Blued Announced A Hold On New Users After Being Blamed For Youth Contracting HIV

An advertisement for Blued / Image via Instagram @bluedapp

Blued, the most popular gay dating app in the world, has temporarily stopped accepting new users.


This change in policy is due to allegations that Blued is partially responsible for the rise in HIV statuses in China. Even further, many say Blued is putting underage people at risk by letting them sign up.

Keep in mind, Blued creator and CEO Ma Baoli says people under 18 are forbidden from using the app. Also, Blued is not just a gay dating/hookup app. The app offers several community/social media aspects including gaming features, YouTube videos and programs, a live streaming community that bans nudity, and news/opinion articles with LGBTQ related content.

Despite this, a report by Chinese financial news site Caixin accused Blued of failing to protect LGBTQ youth. It did so by including a 10-month survey of 56 health workers, members of the gay community, and their support groups.


Even though the app swears to be 18+ only, the Caixin article pointed out that younger people can just claim that they are 18 and older.

Qingdao University sexologist Zhang Beichuan was quoted in the article and shared stories of underage Blued users being pressured into having sex after meeting older men through the app. The article also states that some had contracted HIV through these encounters.

Peng Xiaohui, from the China Sexology Association, said to the South China Morning Post that he had “been worrying and warning Blued’s founder to make efforts to prevent minors from using the app”.
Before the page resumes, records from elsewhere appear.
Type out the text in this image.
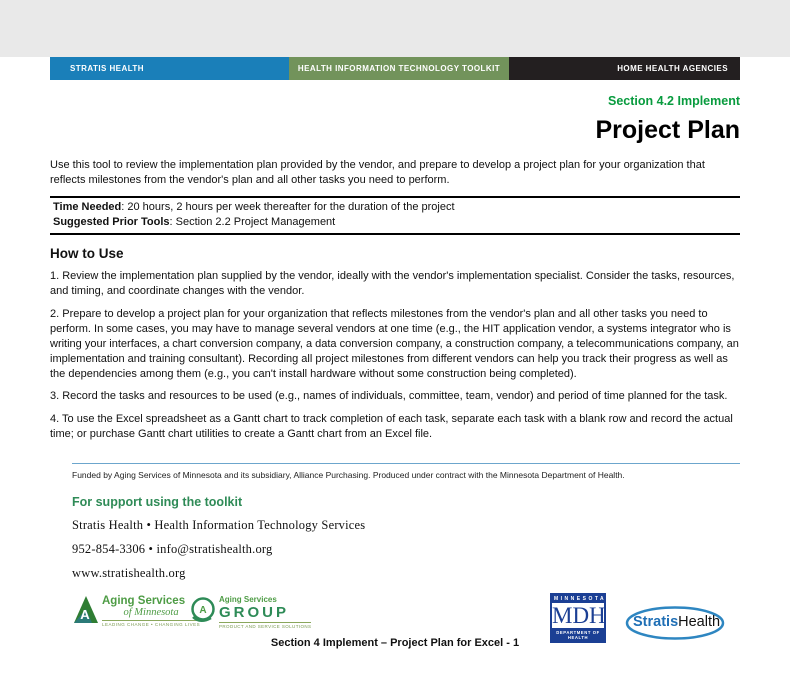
STRATIS HEALTH	HEALTH INFORMATION TECHNOLOGY TOOLKIT	HOME HEALTH AGENCIES
Section 4.2 Implement
Project Plan

Use this tool to review the implementation plan provided by the vendor, and prepare to develop a project plan for your organization that reflects milestones from the vendor's plan and all other tasks you need to perform.

Time Needed: 20 hours, 2 hours per week thereafter for the duration of the project
Suggested Prior Tools: Section 2.2 Project Management
How to Use

1. Review the implementation plan supplied by the vendor, ideally with the vendor's implementation specialist. Consider the tasks, resources, and timing, and coordinate changes with the vendor.

2. Prepare to develop a project plan for your organization that reflects milestones from the vendor's plan and all other tasks you need to perform. In some cases, you may have to manage several vendors at one time (e.g., the HIT application vendor, a systems integrator who is writing your interfaces, a chart conversion company, a data conversion company, a construction company, a telecommunications company, an implementation and training consultant). Recording all project milestones from different vendors can help you track their progress as well as the dependencies among them (e.g., you can't install hardware without some construction being completed).

3. Record the tasks and resources to be used (e.g., names of individuals, committee, team, vendor) and period of time planned for the task.

4. To use the Excel spreadsheet as a Gantt chart to track completion of each task, separate each task with a blank row and record the actual time; or purchase Gantt chart utilities to create a Gantt chart from an Excel file.

Funded by Aging Services of Minnesota and its subsidiary, Alliance Purchasing. Produced under contract with the Minnesota Department of Health.

For support using the toolkit

Stratis Health • Health Information Technology Services

952-854-3306 • info@stratishealth.org

www.stratishealth.org

A
Aging Services
of Minnesota
LEADING CHANGE • CHANGING LIVES
A
Aging Services
GROUP
PRODUCT AND SERVICE SOLUTIONS
MINNESOTA
MDH
DEPARTMENT OF HEALTH
StratisHealth
Section 4 Implement – Project Plan for Excel - 1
“Now the report has proved my worries to be true … The public should respect the lawful rights and interests of the gay community. And the app must take responsibility to protect minors and abide by the law,” Peng said.

According to CNN, Blued then made the announcement that it’s temporarily prohibiting new users as it tries to address how to fix this problem.

"What we have done on AIDS prevention is seen by all," Ma Baoli told CNN on Monday. "We probably are the best and we have done the most. Our priority now is to supervise and examine our content."


In the meantime, Blued is trying to improve its programing to detect accounts set up by underage users. It is also increasing the number of notifications reminding users of the age restriction.

In the past year, the tech industry has been hounded by increased concerns over the responsibility to protect users from explicit content.

Tumblr increased censorship after child pornography snuck through its security, Facebook upped its community standards as a way to combat adult content, fake news, and political manipulation, and Grindr is currently in a court battle over “products liability” after a New Yorker’s ex posted multiple fake accounts and had several men show up to his home.